80304, Boulder, Colo. — Subaru Outback
The Outback tops the charts for five of Boulder's 16 ZIP codes, according to the Colorado Department of Revenue's statistics on registered vehicles. The median income here is about $80,000 (versus the annual nationwide median of about $50,000), but dwellers of this mountain town aren't as flashy as, say, their fellow Coloradans in Aspen, where Toyota SUVs such as the Land Cruiser dominate. "The Outback has all of the safety that an SUV doesn't have and all the utility that the Camry does have," says Denver marketing professor Darrin Duber-Smith. Plus, it's much cooler than a minivan — a fact not lost on Boulder's physically active residents. The image it reflects, according to Duber-Smith, is "kind of like Pilates mom instead of soccer mom."
10583, Scarsdale, N.Y. — BMW 328xi Sports Wagon
The 328xi is the best-priced wagon in BMW's lineup, and in the affluent New York suburb of Scarsdale it's the go-to car for families. The 328xi has the cachet of a BMW and the capacity to carpool a crew of kids, without the sticker shock of an SUV. It's a 5-seater, gets 25 mpg on the highway and has all-wheel drive — considered a necessity for handling winter driving conditions in these parts. Most of the BMWs in Westchester County, where Scarsdale is located, come out of Ray Catena BMW in White Plains. Of those, most drive off the lot to Scarsdale. However, customers aren't willing to commit to a purchase: 85 percent are leased, which frees them up to shop for a new car in three years' time.
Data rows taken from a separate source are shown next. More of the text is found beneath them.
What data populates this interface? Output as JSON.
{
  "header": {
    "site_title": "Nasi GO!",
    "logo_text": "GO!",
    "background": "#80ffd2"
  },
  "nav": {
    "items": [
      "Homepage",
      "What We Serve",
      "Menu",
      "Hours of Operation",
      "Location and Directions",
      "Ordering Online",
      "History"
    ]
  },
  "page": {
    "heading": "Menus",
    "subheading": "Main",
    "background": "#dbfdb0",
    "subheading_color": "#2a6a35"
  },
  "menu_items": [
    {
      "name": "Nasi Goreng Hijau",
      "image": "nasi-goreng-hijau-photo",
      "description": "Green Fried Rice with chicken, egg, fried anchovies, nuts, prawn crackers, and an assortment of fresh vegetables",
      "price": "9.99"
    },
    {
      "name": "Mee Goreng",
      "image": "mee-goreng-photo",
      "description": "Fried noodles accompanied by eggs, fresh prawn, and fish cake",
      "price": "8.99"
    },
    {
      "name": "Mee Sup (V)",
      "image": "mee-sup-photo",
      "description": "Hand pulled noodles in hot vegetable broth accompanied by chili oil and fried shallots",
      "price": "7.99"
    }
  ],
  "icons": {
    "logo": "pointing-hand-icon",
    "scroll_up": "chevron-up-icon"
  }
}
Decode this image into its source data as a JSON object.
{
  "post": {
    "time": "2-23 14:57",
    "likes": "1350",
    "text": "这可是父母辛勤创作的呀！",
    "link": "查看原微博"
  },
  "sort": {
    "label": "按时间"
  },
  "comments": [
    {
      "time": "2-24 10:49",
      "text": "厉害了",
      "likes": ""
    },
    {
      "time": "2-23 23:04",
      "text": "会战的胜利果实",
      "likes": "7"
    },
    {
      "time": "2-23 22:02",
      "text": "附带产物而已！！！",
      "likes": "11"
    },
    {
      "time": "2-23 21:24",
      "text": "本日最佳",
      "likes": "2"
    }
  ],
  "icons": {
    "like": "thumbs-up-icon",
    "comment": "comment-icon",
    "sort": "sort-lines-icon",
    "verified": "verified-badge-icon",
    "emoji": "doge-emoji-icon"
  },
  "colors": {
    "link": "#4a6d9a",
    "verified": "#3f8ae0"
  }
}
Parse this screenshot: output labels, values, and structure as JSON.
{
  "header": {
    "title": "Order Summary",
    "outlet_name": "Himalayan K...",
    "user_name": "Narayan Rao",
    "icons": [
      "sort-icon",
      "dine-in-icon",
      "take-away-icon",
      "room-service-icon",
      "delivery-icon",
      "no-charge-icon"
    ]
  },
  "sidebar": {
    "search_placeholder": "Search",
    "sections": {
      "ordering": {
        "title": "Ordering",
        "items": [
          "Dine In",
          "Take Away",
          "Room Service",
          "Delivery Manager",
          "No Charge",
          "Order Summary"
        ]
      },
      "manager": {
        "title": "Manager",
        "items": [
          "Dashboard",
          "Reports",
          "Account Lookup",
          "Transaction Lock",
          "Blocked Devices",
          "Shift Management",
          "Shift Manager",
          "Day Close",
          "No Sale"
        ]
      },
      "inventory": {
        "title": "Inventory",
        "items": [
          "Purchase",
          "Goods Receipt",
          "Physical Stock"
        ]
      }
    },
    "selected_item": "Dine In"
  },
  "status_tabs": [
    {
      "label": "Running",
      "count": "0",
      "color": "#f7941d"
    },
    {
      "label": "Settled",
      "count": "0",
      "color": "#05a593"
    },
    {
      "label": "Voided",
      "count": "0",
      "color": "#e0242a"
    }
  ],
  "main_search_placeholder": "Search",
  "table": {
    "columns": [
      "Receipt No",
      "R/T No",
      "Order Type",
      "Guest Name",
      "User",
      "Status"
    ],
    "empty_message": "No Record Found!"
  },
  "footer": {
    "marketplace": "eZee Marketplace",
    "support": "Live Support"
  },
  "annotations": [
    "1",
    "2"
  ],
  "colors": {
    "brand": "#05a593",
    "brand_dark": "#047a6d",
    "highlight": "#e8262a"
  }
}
89052, Henderson, Nev. — Toyota Camry
"You drive around our town, and there's not a car over three years old," says Rick Glenn, marketing director of Henderson's Findlay Toyota, one of the top Toyota dealerships in the nation. But despite the fact that it's just seven miles from the Las Vegas strip, that's the extent of Henderson's penchant for new and flashy. Contrary to what you might assume, the most popular vehicle here isn't the Cadillac Escalade — it's the Camry. "A lot of people moved here because the cost of living in California was too high," Glenn says. "They have normal jobs and they buy Toyotas and Hondas because they're safe and dependable." Findlay sold 7,347 new and used Toyotas last year — the vast majority of them Camrys.
85306, Glendale, Ariz. — Ford F-150
Glendale is 12 miles from downtown Phoenix — on the proverbial other side of the tracks from upscale Scottsdale. "We're in the west side of the valley, where there are a lot of farm people and ranchers," says Neil Schrock, general sales manager of top-selling Sanderson Ford. "We do have some very affluent people, but the majority [of residents here] are the regular moms and pops." What do Arizona's moms and pops drive these days? The Ford F-150 — a practical ride with some bells and whistles. "It's a real dual-purpose vehicle," Schrock says. "Once in a while you want to haul landscaping equipment, but you've still got something nice to go out in at night."
90404, Santa Monica, Calif. — Toyota Prius
It's the top-selling car in Japan, and you can't drive a block without seeing at least one in Santa Monica, where environmentally conscious drivers include celebrities and celebrity wannabes alike. Yet a drive past Toyota of Santa Monica rarely produces a Prius sighting — the dealership usually has a waiting list, particularly when gas prices are high. Santa Monicans are so devoted to the Prius that there are still early generation models on the road. (Toyota began selling them in the United States in 2001.) The possibility of 55 mpg and the bragging rights that come with it — along with the free car-pool-lane pass — are significant in a city where traffic is the main topic of conversation.